The United States’ recent military intervention in Venezuela represents a dramatic strategic shift in the geopolitics of global energy. Washington’s move to reroute 10s of millions of barrels of Venezuelan crude into US. markets – potentially dominating future production flows – has effectively disrupted a key oil supply stream historically favoring China.
The reorientation of this supply – which accounted for roughly 75-80% of Venezuela’s oil exports under Nicolás Maduro – now deprives Chinese independent refiners of cheap, sanctioned oil traditionally purchased at significant discounts.
Beijing has vociferously condemned the US operation, denouncing it as a violation of international law and a direct assault on Venezuelan sovereignty, highlighting the wider geopolitical friction the incident has generated.
China’s extensive financial and energy ties with Caracas – built over decades through loans, oil deals, and infrastructure agreements – are now jeopardized. This is forcing a reassessment of Beijing’s confidence in relying on overseas fossil fuel dependencies subject to foreign intervention.
The strategic implications extend beyond a simple loss of barrels. China now faces the prospect of reconfiguring its global energy portfolio in an increasingly contested environment, where access to fossil fuel resources can be constrained or weaponized by great-power competition. In response, Beijing is likely to accelerate its long-term energy diversification strategy.
The disruption in hydrocarbon supply security may further accelerate China’s investment in fusion energy, and other next-generation power systems, where it is already a major global player, as strategic hedges.
While still in development globally, fusion promises a paradigm in which energy independence is grounded not in physical reservoirs but in scientific and industrial capability, thus reducing the relevance of contested oil markets to national security.
The Venezuela episode serves as a political and strategic signal: In a world where traditional energy sources can be controlled or denied by adversaries, technological mastery of nuclear and emergent energy platforms becomes a defining axis of power.
China’s response is likely to emphasize sustained investment and leadership in these technologies as a means of converting its energy vulnerability into a competitive technological advantage on the 21st-century global stage.
The overtaking of Venezuela by the United States may deliver a short-term tactical advantage by tightening pressure on China’s hydrocarbon supply chain. Still, without a decisive follow-through, it risks becoming strategically self-limiting.
To convert it into an enduring advantage, the US and its allies must move decisively to secure dominance in next-generation energy systems – advanced nuclear fission, fusion energy, high-temperature materials, and the industrial ecosystems required to deploy them at scale. This demands deeper, institutionalized collaboration across allied research programs, shared supply chains, and coordinated industrial policy.
Absent such a strategy, actions that constrain today’s oil flows may instead accelerate China’s transition toward sanction-proof energy technologies, ultimately eroding the very leverage those actions were meant to create.
Learning strategy
Israel’s experience in defense, water security, and critical infrastructure resilience demonstrates that small states facing persistent geopolitical pressure can achieve strategic autonomy through sustained, state-backed technological investment.
However, the Venezuela episode and China’s likely response highlight a forward-looking lesson for Israel that goes beyond past success: Future energy sovereignty will not be achieved solely through resilient systems or stronger international ties, but also through ownership of next-generation energy technologies themselves.

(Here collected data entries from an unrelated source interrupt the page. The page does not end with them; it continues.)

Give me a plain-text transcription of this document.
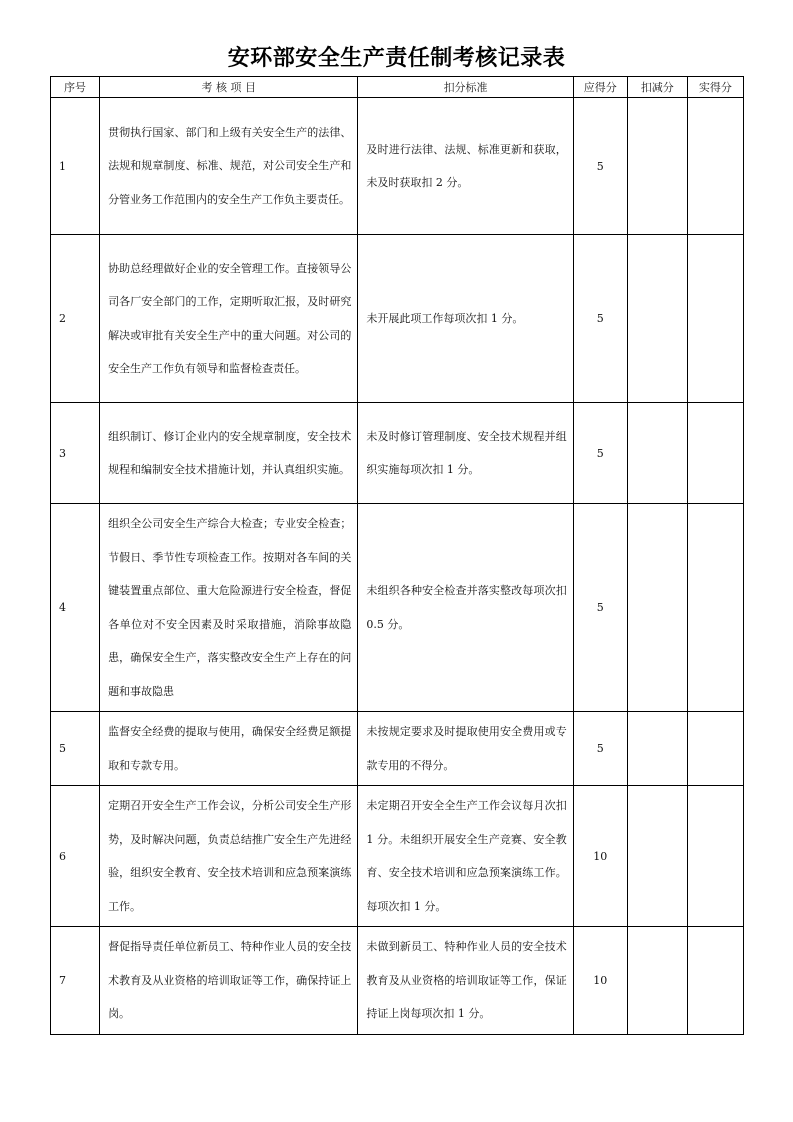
安环部安全生产责任制考核记录表
序号	考 核 项 目	扣分标准	应得分	扣减分	实得分
1	贯彻执行国家、部门和上级有关安全生产的法律、法规和规章制度、标准、规范，对公司安全生产和分管业务工作范围内的安全生产工作负主要责任。	及时进行法律、法规、标准更新和获取，未及时获取扣 2 分。	5		
2	协助总经理做好企业的安全管理工作。直接领导公司各厂安全部门的工作，定期听取汇报，及时研究解决或审批有关安全生产中的重大问题。对公司的安全生产工作负有领导和监督检查责任。	未开展此项工作每项次扣 1 分。	5		
3	组织制订、修订企业内的安全规章制度，安全技术规程和编制安全技术措施计划，并认真组织实施。	未及时修订管理制度、安全技术规程并组织实施每项次扣 1 分。	5		
4	组织全公司安全生产综合大检查；专业安全检查；节假日、季节性专项检查工作。按期对各车间的关键装置重点部位、重大危险源进行安全检查，督促各单位对不安全因素及时采取措施，消除事故隐患，确保安全生产，落实整改安全生产上存在的问题和事故隐患	未组织各种安全检查并落实整改每项次扣 0.5 分。	5		
5	监督安全经费的提取与使用，确保安全经费足额提取和专款专用。	未按规定要求及时提取使用安全费用或专款专用的不得分。	5		
6	定期召开安全生产工作会议，分析公司安全生产形势，及时解决问题，负责总结推广安全生产先进经验，组织安全教育、安全技术培训和应急预案演练工作。	未定期召开安全全生产工作会议每月次扣 1 分。未组织开展安全生产竞赛、安全教育、安全技术培训和应急预案演练工作。每项次扣 1 分。	10		
7	督促指导责任单位新员工、特种作业人员的安全技术教育及从业资格的培训取证等工作，确保持证上岗。	未做到新员工、特种作业人员的安全技术教育及从业资格的培训取证等工作，保证持证上岗每项次扣 1 分。	10		
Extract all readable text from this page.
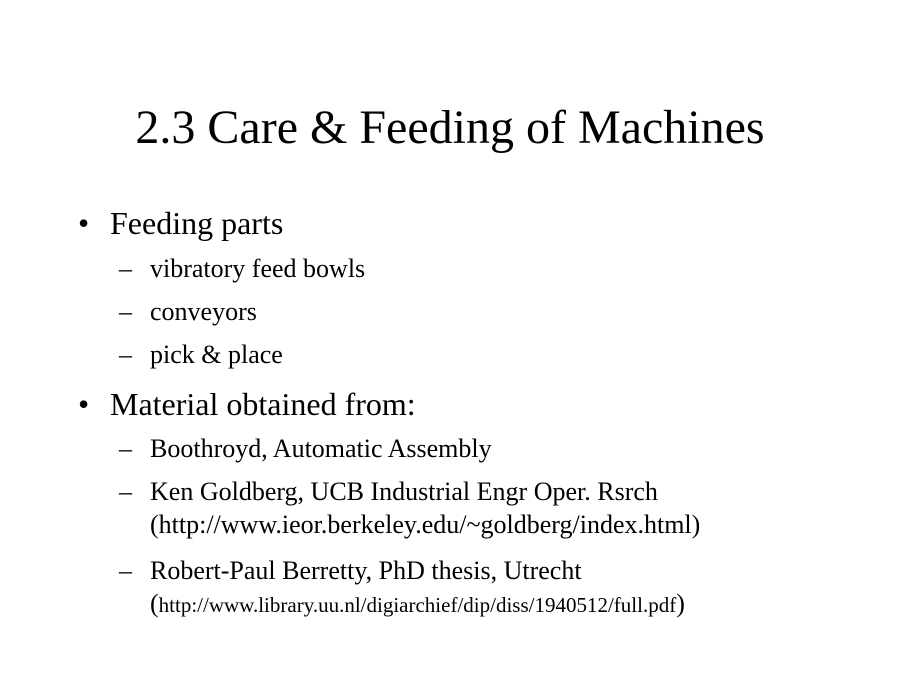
2.3 Care & Feeding of Machines
• Feeding parts
– vibratory feed bowls
– conveyors
– pick & place
• Material obtained from:
– Boothroyd, Automatic Assembly
– Ken Goldberg, UCB Industrial Engr Oper. Rsrch
(http://www.ieor.berkeley.edu/~goldberg/index.html)
– Robert-Paul Berretty, PhD thesis, Utrecht
(http://www.library.uu.nl/digiarchief/dip/diss/1940512/full.pdf)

Unlike China, Israel currently lacks a national program in advanced nuclear fission or fusion energy. Its emerging fusion-related activity resides almost entirely within the private sector, driven by a small number of early-stage companies and research groups operating without a unifying national mandate, long-term funding horizon, or integration into defense and industrial planning.
While this entrepreneurial model has proven effective in software, cyber, and certain defense domains, it may be insufficient for energy technologies whose strategic value lies in scale, infrastructure integration, and decades-long development cycles.
The strategic implication is clear.
As the Venezuela case illustrates, states exposed to external energy leverage must respond by accelerating state-directed programs that internalize energy security into national science and industrial policy. China’s fusion and advanced nuclear efforts are not simply commercial bets; they are instruments of sovereignty designed to eliminate future coercion.
Israel risks strategic lag if it treats fusion solely as a venture-backed opportunity rather than as a national capability.
For the state, the appropriate lesson is not retrospective validation of past self-reliance but the need for anticipatory state action.
A national fusion strategy anchored in government funding, defense integration, shared facilities, and long-term institutional commitment could consolidate Israel’s strengths in plasma physics, pulsed power, high-field magnets, materials science, and control systems into a coherent program.
Such a framework would allow private companies to operate not as isolated ventures but as arms in the execution of a broader national objective, similar to Israel’s historical approach in missile defense, aerospace, and cyber security.
Absent such a shift, Israel risks repeating a familiar pattern, that of technological excellence at the component level without strategic control of the system-level outcome.
The writer is CEO of nT-Tao, currently developing a compact fusion energy solution. He previously served as Commander of Israel’s submarine flotilla and as head of the Navy Directorate.